Fabricaron facas, buscaron cuchillos, cinturones,
botellas rotas, piedras y vidrios con la empuñadura armada con restos de trapos
viejos. Y se encontraron el sábado siguiente a la salida del boliche. Eran las
cuatro de la mañana. Estaban todos pasados de falopa y borrachos. Serían treinta entre las dos bandas. Treinta
enajenados con los ojos inyectados en odio y el cuerpo destilando muerte. Se
dieron duro. La gente miraba desde las veredas el infierno que ocurría en el
medio de la calle. Nadie se metía. Había sangre por todos lados. Se oían
gritos, puteadas, ruidos de huesos
rotos, patadas y alguno que otro llanto. Y de repente un tiro.

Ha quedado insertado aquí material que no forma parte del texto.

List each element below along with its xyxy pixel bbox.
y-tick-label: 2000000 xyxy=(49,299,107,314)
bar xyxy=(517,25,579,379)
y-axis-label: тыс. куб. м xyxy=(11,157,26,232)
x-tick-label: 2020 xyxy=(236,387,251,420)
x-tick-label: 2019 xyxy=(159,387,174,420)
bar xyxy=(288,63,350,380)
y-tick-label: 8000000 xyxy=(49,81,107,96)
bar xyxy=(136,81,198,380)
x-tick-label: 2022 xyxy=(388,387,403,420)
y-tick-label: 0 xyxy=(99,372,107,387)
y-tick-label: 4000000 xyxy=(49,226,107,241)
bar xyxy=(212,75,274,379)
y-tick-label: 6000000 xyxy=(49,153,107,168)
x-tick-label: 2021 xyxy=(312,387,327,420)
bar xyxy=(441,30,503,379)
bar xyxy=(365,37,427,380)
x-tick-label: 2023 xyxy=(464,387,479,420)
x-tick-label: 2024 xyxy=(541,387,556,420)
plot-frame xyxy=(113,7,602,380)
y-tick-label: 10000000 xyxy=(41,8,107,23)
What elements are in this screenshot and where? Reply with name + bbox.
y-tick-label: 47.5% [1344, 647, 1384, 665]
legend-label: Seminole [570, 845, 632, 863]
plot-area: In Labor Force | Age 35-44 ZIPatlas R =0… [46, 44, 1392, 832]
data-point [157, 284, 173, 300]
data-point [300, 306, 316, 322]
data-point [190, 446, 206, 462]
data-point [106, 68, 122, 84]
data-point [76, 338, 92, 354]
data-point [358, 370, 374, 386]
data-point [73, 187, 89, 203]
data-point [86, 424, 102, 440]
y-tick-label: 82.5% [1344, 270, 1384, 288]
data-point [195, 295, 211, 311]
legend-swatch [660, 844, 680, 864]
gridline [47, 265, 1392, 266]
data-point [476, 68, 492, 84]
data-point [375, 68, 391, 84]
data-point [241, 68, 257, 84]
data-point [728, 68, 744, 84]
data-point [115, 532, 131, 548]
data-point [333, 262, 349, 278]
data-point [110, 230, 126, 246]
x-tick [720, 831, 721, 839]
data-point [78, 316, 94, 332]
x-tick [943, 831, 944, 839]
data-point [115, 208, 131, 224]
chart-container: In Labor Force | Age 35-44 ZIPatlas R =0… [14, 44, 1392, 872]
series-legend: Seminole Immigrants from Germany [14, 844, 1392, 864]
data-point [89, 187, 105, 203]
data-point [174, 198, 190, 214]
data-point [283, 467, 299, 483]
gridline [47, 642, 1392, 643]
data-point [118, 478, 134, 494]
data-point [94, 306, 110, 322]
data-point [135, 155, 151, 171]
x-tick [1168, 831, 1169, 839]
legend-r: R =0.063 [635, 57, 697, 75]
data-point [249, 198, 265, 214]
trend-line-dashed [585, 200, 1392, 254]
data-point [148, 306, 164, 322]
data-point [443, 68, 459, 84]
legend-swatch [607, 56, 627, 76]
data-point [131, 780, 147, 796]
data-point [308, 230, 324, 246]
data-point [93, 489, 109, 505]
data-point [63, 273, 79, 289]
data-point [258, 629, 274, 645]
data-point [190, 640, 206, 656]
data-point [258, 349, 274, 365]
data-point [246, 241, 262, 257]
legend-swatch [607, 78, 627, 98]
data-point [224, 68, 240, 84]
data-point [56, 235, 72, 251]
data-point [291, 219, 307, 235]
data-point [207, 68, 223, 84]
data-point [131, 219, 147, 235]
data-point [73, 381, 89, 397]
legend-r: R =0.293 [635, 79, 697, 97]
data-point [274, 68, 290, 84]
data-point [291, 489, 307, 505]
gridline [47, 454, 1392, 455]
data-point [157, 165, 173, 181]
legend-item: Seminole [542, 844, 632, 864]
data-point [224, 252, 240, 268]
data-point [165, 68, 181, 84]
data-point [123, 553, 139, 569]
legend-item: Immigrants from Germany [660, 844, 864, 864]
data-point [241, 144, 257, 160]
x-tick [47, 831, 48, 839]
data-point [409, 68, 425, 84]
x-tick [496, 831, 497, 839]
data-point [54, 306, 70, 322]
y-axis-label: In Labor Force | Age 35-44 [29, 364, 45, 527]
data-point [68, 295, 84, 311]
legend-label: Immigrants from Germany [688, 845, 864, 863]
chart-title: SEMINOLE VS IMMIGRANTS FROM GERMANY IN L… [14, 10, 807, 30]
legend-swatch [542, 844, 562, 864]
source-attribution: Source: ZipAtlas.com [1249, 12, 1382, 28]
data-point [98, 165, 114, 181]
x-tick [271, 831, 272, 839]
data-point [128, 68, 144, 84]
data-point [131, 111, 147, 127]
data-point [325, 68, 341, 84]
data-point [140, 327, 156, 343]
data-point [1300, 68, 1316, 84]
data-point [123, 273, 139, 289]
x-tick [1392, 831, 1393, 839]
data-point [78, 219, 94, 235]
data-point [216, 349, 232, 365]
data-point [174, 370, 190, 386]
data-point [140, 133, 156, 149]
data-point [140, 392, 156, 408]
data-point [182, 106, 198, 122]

Del único arma
que había: la treinta y dos del Turco.
Se encontraron en medio de la gresca, casi de casualidad.
Boin acababa de partirle la cara con un vidrio a alguien; cuando se dio
vuelta sintió un ardor profundo que le
quemaba el lado izquierdo, justo a la altura del corazón. Murió en el acto.
Cuando la policía allanó su
casilla encontró: la colección completa de Spinetta, una biblioteca improvisada
con cajones de manzana cubierta de libros de Gelman, Neruda, Borges y Benedetti, cuatro cuadernos
Gloria con poemas de amor y un grafitti en la pared de su cuarto que decía “Me duele una mujer en el todo el cuerpo”.